Ketiga, amal seorang manusia setinggi-tingginya tidak akan senilai dengan pahala yang diberikan Allah kepadanya, karena dalam pahala itu Allah SWT sudah melipatgandakannya dari mulai 10 kali lipat, 700 kali lipat, bahkan sampai kelipatan yang tidak dapat terhitung nilainya.
Keempat, nikmat dan kesenangan yang telah diberikan Allah SWT kepada manusia selama di dunia, walau bagaimanapun tidak akan mampu dibayar oleh manusia. Seandainya manusia diharuskan membayarnya dengan amal, pasti mereka tidak akan mampu beramal untuk membayarnya. Padahal jelas, manusia bisa beramal itu berkat nikmat-nikmat Allah SWT tersebut.

Kelima, manusia selalu diliputi oleh dosa dan kesalahan. Seandainya saja tidak ada ampunan Allah swt dan kebijaksanaan-Nya untuk hanya mempertimbangkan amal-amal yang baik saja, dengan mengenyampingkan amal jeleknya, tentu manusia tidak akan mungkin masuk ke dalam surga (Lihat QS. Az-Zumar [39] : 33-35, al-Ahqaf [46] : 16). 

Inilah di antara maksud sabda Nabi saw: 

“Ya, termasuk juga saya, kecuali jika Allah menganugerahkan ampunan dan rahmat kepadaku.”

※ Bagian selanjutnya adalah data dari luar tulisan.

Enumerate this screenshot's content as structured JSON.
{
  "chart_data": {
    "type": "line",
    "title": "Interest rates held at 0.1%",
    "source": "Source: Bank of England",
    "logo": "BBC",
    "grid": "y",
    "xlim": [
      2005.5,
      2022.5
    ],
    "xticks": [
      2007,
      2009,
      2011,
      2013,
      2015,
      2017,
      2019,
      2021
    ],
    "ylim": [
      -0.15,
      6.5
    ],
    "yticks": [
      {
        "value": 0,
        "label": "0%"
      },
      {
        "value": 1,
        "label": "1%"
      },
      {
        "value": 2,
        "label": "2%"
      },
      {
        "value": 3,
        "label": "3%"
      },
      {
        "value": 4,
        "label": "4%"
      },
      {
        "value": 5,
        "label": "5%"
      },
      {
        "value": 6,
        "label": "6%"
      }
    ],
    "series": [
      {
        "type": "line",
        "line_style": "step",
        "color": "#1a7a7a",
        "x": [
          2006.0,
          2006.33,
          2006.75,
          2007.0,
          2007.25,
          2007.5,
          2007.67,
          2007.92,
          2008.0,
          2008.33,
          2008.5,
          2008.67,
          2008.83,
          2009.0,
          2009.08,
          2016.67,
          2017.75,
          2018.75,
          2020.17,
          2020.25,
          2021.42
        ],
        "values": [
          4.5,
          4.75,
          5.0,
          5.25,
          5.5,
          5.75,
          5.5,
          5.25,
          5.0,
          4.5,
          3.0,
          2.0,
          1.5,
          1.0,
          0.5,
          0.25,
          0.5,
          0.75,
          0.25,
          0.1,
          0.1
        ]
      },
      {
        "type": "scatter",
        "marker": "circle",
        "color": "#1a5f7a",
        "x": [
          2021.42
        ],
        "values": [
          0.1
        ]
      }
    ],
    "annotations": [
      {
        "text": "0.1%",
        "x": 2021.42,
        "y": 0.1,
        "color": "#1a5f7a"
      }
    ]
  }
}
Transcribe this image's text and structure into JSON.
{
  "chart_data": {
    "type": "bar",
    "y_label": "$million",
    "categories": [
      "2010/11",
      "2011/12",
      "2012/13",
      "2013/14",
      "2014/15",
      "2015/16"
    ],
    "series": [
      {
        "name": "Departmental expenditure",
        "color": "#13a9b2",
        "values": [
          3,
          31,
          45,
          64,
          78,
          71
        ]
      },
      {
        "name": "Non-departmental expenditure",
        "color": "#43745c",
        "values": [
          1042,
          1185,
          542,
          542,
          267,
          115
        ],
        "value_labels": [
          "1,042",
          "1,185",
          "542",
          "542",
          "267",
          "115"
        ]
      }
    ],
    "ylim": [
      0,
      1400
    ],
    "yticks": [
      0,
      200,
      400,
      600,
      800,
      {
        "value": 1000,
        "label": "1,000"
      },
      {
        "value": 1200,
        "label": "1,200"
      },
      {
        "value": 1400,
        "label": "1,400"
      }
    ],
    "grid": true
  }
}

Dari uraian panjang ini bisa ditarik kesimpulan bahwa amal tetap sebagai penyebab adanya balasan surga. Hanya berdasarkan hadits ini seseorang tidak boleh ta’ajjub (berbangga diri) dengan amalnya sendiri, karena di sana pasti ada peran rahmat Allah swt.
Dengan hadits ini juga seseorang tidak perlu takalluf (mempersulit diri) dengan amal-amal yang dikerjakannya. Tetap optimis dengan amal-amal yang sudah, sedang dan harus dikerjakan, sebagaimana tuntunan Nabi saw: saddidu, wa qaribu, wa absyiru, wa-ghdu, wa ruhu, wa syai`un minad-duljah, wal-qashda wal-qashda, semuanya itu pasti akan menyebabkan kita tablughu; sampai pada cita-cita yang diidamkan semua (surga Firdaus).